Ich lebe seit einigen Monaten in einem Erziehungsheim. Heute ist eine besondere Nacht. Ich liege in meinem Bett und kann nicht schlafen. Es ist sehr spät, drei Uhr durch, fast halb vier. Seit etwas mehr als 3 Stunden bin ich 11 Jahre alt. Heute habe ich Geburtstag, der erste, den im Heim verbringe. Ich lausche den Geräuschen. Auf der anderen Seite des Zimmers schläft mein Zimmergenosse, er ist fast ein Jahr älter als ich, und schon länger hier. Er atmet laut und hin und wider schnarcht er leise. Ich höre das Wasser in den Heizungsrohren rauschen. Das Wasser fängt an zulaufen, und die Rohre knacken ein wenig. Dann rauscht es einige Minuten, und dann hört das Wasser wieder auf zu laufen. Nach einigen Minuten geht das von vorne los. Irgendwo draußen fährt ein großes Auto oder ein Lastwagen vorbei. Wenn an sich darauf konzentriert, hört man auch den Wind in den Bäumen draußen rauschen. Und dies obwohl die Fenster zu sind.
Ich kuschele mich in meine Decke und vergrabe meinen Kopf in mein Kissen.
Ich überlege, meine Mutter, was macht sie? Denkt sie am mich? Hat sie mir ein Geschenk gekauft?
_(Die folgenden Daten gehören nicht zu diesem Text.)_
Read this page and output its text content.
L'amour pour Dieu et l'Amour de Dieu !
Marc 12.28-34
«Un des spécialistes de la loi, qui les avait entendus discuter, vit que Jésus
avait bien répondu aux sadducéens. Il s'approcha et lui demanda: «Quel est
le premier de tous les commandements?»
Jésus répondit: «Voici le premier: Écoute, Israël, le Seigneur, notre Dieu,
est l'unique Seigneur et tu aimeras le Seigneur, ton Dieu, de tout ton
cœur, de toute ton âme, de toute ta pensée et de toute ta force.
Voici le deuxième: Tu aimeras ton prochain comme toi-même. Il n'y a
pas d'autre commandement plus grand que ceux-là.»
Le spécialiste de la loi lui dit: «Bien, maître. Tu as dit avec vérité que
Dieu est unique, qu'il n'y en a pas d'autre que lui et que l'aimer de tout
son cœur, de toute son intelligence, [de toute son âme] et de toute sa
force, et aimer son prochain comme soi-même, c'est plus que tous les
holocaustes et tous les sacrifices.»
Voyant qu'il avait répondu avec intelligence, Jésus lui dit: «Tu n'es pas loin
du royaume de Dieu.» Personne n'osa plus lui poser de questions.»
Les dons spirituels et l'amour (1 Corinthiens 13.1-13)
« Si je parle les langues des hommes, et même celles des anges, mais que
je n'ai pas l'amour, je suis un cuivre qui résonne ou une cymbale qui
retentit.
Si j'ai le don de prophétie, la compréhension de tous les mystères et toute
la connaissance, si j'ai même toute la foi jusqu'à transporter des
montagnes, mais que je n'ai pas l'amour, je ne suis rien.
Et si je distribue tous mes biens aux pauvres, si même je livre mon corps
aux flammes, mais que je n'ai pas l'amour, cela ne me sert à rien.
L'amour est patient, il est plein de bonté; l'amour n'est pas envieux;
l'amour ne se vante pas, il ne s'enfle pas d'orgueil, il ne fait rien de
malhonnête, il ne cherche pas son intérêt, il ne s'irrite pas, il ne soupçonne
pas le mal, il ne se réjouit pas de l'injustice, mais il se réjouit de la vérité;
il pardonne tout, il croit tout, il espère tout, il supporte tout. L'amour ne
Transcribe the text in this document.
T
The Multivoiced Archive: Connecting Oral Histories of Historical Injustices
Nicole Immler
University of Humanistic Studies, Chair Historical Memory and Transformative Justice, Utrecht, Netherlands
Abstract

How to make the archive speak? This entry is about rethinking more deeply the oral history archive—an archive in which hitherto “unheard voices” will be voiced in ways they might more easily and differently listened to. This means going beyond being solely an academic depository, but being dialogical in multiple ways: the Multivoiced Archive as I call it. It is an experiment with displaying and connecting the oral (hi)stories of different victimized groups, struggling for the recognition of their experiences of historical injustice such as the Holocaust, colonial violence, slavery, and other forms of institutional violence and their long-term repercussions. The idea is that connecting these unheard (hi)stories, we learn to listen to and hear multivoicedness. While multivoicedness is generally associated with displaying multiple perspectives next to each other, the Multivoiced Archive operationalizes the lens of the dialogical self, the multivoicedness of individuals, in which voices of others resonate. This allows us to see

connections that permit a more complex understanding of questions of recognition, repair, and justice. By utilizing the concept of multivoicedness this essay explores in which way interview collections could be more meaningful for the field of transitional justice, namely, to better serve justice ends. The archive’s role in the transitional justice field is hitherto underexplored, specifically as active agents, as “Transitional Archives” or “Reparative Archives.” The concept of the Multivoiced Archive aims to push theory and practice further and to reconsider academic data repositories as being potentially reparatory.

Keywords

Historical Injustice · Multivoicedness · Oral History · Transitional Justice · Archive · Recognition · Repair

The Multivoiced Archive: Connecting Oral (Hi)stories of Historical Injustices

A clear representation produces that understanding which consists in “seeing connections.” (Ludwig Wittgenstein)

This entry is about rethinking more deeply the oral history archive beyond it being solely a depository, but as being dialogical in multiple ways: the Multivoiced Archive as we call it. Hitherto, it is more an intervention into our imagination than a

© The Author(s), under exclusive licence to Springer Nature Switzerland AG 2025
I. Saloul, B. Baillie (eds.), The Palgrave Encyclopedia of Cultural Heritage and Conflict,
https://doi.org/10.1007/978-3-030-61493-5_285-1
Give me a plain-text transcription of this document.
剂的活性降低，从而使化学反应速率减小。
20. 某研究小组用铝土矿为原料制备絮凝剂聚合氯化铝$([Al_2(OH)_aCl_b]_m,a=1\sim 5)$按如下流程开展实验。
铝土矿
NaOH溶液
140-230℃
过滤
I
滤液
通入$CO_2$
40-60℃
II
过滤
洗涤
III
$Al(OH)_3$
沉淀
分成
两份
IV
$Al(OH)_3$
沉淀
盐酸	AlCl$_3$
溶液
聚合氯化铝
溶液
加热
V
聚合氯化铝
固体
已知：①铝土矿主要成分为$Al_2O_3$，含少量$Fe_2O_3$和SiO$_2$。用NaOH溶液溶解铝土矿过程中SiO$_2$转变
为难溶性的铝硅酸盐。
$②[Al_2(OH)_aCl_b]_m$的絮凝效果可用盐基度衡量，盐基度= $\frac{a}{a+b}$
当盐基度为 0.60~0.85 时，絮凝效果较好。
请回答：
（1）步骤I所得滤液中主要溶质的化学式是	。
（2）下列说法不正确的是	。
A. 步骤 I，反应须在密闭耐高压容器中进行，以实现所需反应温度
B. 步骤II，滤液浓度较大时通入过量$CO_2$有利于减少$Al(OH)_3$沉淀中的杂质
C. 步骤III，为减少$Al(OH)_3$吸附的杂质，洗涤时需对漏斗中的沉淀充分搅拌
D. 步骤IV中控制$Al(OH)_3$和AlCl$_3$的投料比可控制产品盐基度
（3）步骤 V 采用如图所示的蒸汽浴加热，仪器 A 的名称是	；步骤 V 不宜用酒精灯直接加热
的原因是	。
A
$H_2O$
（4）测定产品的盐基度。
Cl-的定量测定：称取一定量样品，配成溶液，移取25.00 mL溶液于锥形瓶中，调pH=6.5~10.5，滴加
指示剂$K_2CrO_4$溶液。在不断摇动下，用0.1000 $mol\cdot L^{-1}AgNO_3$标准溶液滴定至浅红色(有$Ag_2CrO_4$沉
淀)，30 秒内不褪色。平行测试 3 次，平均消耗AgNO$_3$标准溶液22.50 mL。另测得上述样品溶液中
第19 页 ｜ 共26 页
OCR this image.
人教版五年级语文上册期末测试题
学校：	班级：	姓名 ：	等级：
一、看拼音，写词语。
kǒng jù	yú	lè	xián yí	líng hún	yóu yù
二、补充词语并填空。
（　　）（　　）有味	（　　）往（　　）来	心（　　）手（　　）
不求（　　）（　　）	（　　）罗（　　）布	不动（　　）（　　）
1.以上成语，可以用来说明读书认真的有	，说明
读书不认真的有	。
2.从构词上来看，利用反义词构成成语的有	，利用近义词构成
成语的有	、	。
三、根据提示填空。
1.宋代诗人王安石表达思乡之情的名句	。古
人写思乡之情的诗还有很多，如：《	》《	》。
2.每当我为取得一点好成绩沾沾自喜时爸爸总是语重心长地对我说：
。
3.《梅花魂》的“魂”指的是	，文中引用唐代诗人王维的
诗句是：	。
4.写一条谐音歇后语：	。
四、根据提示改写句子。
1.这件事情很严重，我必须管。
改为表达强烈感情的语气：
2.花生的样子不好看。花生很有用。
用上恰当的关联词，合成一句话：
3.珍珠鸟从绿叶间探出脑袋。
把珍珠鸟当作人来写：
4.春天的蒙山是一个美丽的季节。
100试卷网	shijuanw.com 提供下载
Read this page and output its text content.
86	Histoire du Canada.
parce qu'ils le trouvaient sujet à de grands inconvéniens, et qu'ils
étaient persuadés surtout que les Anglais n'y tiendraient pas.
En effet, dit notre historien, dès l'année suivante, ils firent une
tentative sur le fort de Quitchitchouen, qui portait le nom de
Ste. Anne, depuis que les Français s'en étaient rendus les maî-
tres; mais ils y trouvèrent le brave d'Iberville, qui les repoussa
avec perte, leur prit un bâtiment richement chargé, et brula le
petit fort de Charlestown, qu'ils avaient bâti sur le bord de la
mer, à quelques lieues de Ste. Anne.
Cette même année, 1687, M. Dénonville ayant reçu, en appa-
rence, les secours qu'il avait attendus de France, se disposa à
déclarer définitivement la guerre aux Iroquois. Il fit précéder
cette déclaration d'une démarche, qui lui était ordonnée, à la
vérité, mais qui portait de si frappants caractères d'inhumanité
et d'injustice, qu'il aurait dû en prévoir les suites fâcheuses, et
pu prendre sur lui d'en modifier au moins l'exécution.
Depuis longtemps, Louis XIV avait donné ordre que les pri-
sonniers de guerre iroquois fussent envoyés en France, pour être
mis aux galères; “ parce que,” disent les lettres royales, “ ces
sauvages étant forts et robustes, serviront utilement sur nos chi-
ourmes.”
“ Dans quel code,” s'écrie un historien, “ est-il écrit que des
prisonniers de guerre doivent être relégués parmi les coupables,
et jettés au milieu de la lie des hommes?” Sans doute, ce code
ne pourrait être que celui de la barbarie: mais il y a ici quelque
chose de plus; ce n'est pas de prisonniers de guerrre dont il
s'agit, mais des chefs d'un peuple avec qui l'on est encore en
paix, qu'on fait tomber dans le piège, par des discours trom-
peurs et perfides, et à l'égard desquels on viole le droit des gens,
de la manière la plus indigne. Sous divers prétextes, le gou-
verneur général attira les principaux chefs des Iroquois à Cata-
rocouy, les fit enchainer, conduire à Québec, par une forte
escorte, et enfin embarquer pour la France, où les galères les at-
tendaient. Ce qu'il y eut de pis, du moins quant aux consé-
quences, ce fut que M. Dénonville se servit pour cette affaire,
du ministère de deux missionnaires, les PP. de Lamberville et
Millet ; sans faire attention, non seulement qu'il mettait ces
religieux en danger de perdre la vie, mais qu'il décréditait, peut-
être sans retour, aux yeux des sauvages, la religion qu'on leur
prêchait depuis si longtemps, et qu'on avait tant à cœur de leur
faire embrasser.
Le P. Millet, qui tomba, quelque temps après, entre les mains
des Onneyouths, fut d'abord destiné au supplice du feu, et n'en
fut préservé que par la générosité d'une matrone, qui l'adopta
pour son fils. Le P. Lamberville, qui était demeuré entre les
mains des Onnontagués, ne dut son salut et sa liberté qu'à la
Eine Karte geschickt? Geld? Nein ein Geschenk währe mir lieber. Seit Tagen lauere ich auf den Postboten, ich habe aber nichts mitbekommen. Habe die Erzieher es als Überraschung für mich zurückgehalten? Oder hat meine Mutter mich vergessen?
Meine Mutter, ich vermisse sie sehr. Ihren Geruch, wenn sie mich in ihre Arme nahm, sie roch gut. Ich vermisse Ihre Liebe, das knuddeln mit ihr. Ich fühle mich so geborgen, wenn Sie mich in ihre Arme nahm. Wenn sie mich lieb drückte.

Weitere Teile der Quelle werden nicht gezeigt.